A veces, cuando estoy bajando la escalera, se me olvida el escalón por el que voy. Es un olvido simple y mínimo, lo sé. Pero si alguien observase mi cara justo en ese momento en que flexiono una pierna, dejo el cuerpo a su inercia estirando la otra y, así, en total desequilibrio, el despiste acontece, podría ver desorbitarse el horror en mis ojos, buscando destino entre la mejilla y el borde de las gafas.

El posible espectador, además, si es persona atenta a los detalles, podrá disfrutar del espectáculo malabar de mi pierna dudando si alargar el paso o acortarse, superado el punto de posible retorno, asumiendo que el intervalo puede ser acertado o catastrófico, pero nunca ya intencionado.

El resultado es el de un ciego momentáneo tratando de asir el suelo con los pies (encomendado a la benevolencia del escalón siguiente), que cuando por fin arriba a tierra algo más o menos adelantado, suspira con el alivio de los aeroplanos, sonríe estúpidamente con cara de "¿Quién? ¿Yo?

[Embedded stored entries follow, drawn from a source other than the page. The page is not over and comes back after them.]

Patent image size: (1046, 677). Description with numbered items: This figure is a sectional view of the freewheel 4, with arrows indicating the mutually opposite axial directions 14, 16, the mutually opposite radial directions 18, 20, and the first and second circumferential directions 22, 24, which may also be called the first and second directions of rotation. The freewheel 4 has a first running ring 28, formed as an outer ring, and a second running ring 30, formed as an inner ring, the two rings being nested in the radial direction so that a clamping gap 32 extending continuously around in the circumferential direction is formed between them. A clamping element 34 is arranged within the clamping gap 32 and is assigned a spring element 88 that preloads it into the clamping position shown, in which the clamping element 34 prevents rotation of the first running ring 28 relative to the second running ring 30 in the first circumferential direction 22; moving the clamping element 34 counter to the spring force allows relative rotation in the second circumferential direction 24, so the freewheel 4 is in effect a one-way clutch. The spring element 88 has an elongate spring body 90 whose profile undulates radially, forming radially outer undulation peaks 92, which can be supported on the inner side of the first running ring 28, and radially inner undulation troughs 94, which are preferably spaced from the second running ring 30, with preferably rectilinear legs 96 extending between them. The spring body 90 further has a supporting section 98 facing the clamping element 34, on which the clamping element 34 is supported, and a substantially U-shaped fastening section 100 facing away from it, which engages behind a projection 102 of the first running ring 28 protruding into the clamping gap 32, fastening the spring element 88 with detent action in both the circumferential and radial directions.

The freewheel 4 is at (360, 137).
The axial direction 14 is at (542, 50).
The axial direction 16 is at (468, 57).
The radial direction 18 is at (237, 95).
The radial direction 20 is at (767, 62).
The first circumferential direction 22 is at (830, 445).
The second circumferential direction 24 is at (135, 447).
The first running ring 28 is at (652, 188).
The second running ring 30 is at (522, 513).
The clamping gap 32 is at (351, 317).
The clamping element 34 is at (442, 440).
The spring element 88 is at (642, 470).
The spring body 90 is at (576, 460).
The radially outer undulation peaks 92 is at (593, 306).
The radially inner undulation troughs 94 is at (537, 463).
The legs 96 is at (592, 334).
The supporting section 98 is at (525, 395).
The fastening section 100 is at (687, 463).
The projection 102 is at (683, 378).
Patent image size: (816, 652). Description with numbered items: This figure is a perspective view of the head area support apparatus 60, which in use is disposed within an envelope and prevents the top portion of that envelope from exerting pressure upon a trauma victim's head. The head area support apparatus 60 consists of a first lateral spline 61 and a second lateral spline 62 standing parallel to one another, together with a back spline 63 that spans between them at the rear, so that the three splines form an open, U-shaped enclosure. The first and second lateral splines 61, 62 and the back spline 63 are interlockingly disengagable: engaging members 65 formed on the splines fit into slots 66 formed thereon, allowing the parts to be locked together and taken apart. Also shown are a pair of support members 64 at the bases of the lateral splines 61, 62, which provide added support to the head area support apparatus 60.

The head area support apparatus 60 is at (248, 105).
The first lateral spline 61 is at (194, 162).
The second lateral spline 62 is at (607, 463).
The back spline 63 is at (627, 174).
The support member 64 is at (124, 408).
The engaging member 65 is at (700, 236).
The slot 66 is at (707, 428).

Yo no he sido. Ah... que no me ha visto nadie", y continúa el descenso recuperada ya la compostura, mucho más pendiente de la cuenta.

Cualquier día de estos me esmoño porque (sí, es tal cual lo cuento) a veces bajo las escaleras y se me olvida quién soy, de dónde vengo, cuándo llega el próximo escalón. Sólo quería que lo supierais.